Ódio no corpo
ANNA VERONICA MAUTNER
E o corpo se faz carne, hoje objeto e alvo do mal entre nós. Na medida em que o corpo se torna carne, ele perde o caráter de sagrado. Ninguém respeita a carne. A troco do que afirmo isso?
Quero abordar de uma certa forma, para tentar me fazer entender, o tema da violência, mas violência enquanto desrespeito à estrutura corporal humana.
Cada dia mais vemos notícias sobre lutas nas quais corpos são arrebentados e esquartejados. Ossos são quebrados, músculos são estraçalhados... Há sangue por toda parte.

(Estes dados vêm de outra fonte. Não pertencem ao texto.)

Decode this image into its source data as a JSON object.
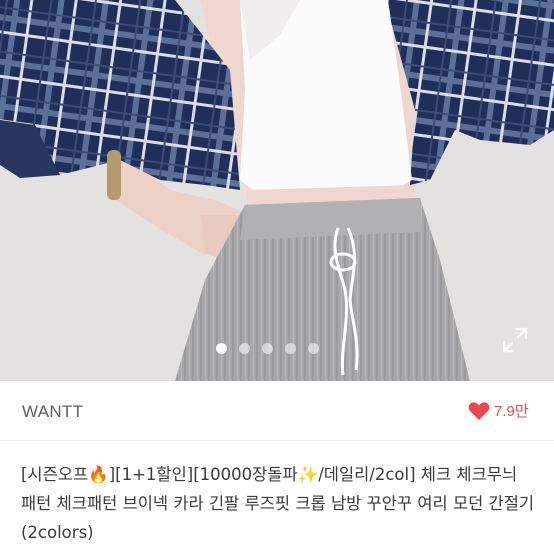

Esses embates corpo a corpo guardam pouca semelhança com ataques que envolvem instrumentos ou armas. Uma espada corta em linha reta, não estraçalha. Uma bala atravessa, destrói internamente.

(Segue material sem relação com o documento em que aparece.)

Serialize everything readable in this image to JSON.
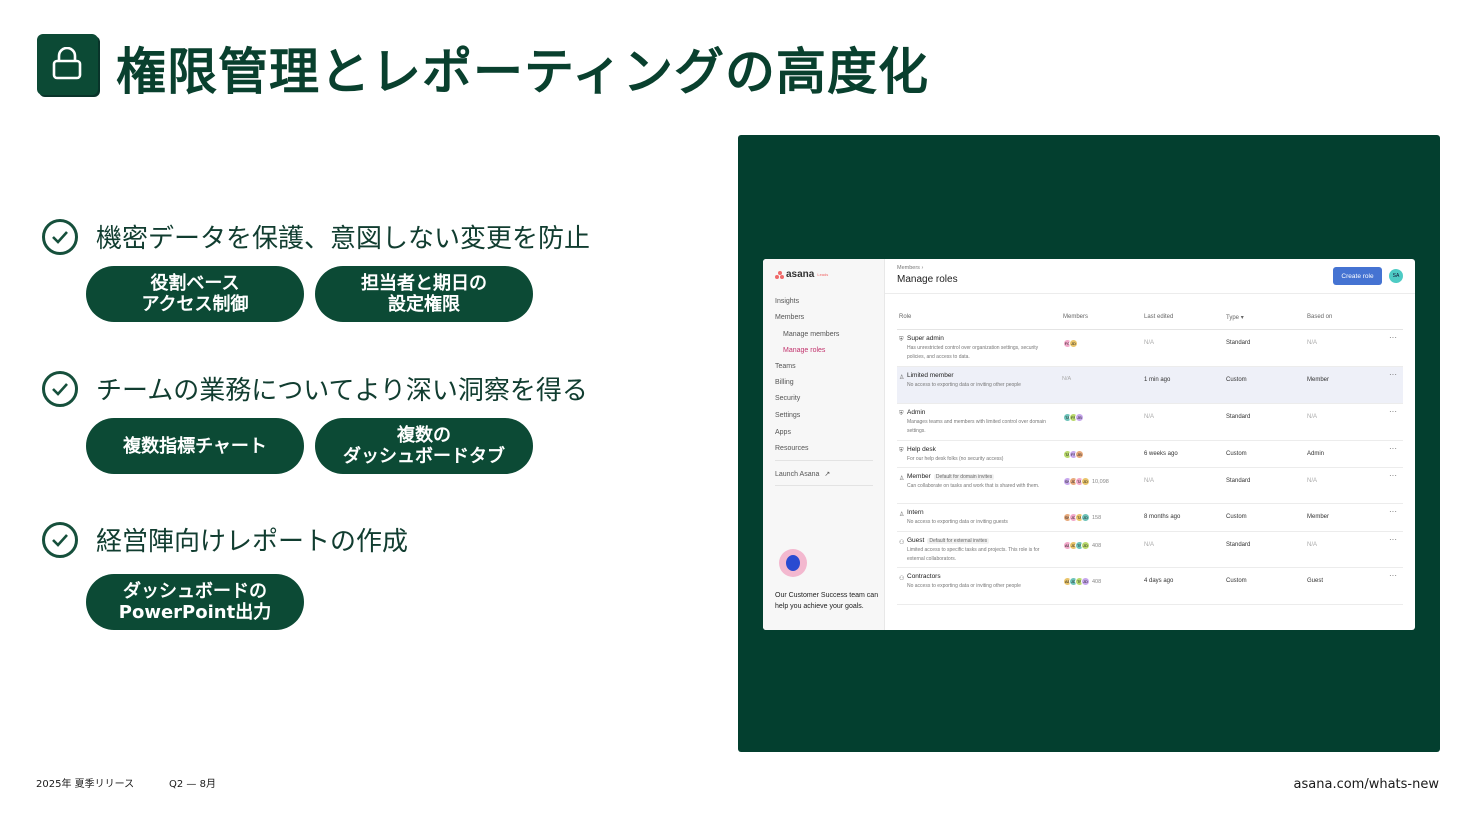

A notícia de um jovem que levou com ele um braço arrancado em um desastre e jogou esse pedaço de corpo no rio é avassaladora. Um braço fora do corpo é uma visão draconiana.
Morrer, matar, tirar a vida - arrisco-me a dizer - é diferente de desmanchar milhões de anos da evolução que fez o corpo humano chegar à sua forma atual. Desqualificar a forma é destruir essa transformação.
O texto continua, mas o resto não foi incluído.